Lectura: Juan 17:1-5,22-26

En 1636, un grupo de puritanos fundaron la Universidad de Harvard. Su lema era: “Christo et Ecclesiae”, que significa “Para Cristo y la Iglesia.” Uno de los principios rectores de la escuela fue la siguiente: “Toda persona tendrá en cuenta que el fin principal de su vida y estudios, es conocer a Dios y de Jesucristo, el cual es la vida eterna – Juan 17:3”.

Desgraciadamente ese prestigioso centro de aprendizaje y de cultura, hace tiempo abandonó su intención espiritual original.  Incluso muchos miembros de la facultad de Harvard Divinity School consideran ahora que su objetivo centrado en Cristo es muestra de una mente estrecha y anticuada. De hecho, hace un tiempo, un grupo de estudiantes de Harvard llevaron a cabo una procesión funeral simulada a través de la Escuela de la Divinidad. Llevaron el ataúd y proclamaron: “Nuestro Dios, el Padre, ha muerto.”

Estos estudiantes estaban tan lejos de la verdad, como el este del oeste.

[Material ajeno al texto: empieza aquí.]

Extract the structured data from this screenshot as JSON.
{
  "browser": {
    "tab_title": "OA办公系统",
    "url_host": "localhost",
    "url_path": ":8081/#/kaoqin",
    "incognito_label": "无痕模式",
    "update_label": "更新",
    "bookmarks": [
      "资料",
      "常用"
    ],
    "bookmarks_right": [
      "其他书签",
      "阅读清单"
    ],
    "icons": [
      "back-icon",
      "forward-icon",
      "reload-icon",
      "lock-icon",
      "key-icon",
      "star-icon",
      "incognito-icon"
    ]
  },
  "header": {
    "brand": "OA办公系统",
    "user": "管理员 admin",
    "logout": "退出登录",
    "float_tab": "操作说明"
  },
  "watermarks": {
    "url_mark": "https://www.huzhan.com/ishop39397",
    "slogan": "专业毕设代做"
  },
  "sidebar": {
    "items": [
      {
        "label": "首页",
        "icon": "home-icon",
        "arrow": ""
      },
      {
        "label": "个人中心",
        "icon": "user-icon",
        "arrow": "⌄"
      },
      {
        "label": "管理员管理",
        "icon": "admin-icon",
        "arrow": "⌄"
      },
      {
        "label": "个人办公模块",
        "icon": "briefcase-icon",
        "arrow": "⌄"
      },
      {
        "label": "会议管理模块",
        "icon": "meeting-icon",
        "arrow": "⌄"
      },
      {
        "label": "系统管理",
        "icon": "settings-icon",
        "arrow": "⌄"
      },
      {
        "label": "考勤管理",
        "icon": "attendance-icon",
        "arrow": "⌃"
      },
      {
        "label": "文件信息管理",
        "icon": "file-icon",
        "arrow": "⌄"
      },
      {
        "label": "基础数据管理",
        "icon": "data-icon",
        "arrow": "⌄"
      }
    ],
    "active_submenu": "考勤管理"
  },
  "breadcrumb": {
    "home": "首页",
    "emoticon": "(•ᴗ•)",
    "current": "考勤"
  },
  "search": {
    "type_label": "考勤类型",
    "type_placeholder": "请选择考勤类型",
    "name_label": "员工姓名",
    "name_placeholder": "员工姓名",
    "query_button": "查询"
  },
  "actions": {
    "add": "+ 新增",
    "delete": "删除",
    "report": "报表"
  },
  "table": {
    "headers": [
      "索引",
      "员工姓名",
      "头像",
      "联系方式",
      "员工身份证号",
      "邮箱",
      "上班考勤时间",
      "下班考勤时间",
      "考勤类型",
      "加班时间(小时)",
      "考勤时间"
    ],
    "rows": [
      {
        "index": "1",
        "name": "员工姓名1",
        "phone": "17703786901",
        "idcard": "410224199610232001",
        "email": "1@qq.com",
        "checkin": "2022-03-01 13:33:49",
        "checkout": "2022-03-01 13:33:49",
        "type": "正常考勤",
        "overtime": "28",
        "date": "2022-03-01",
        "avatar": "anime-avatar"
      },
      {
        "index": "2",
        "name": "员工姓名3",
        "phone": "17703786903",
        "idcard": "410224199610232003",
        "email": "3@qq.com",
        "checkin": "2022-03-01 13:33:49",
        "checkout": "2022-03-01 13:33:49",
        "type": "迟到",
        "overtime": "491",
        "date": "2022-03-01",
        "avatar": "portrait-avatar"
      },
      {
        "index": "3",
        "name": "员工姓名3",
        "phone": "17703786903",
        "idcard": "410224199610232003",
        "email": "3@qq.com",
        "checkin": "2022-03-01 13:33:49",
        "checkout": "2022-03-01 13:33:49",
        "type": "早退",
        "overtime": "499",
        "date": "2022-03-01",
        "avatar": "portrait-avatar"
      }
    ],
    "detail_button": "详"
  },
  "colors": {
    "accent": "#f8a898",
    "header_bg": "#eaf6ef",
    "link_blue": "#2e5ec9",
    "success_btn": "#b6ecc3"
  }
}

El Padre eterno, que ha creado toda la vida (incluyendo a los que se burlan de él), es inmune a la muerte, así como lo es del pecado.

Más de trescientos setenta y siete años después de la creación de Harvard, el propósito principal de la vida sigue siendo y siempre será, en palabras de esos puritanos coloniales, “conocer a Dios y a Jesucristo, que es la vida eterna.”

  1. Hagamos que conocer a Dios sea que la principal meta de nuestras vidas.
  2. Y para conocer el propósito de la vida, tenemos que conocer al Creador de la vida.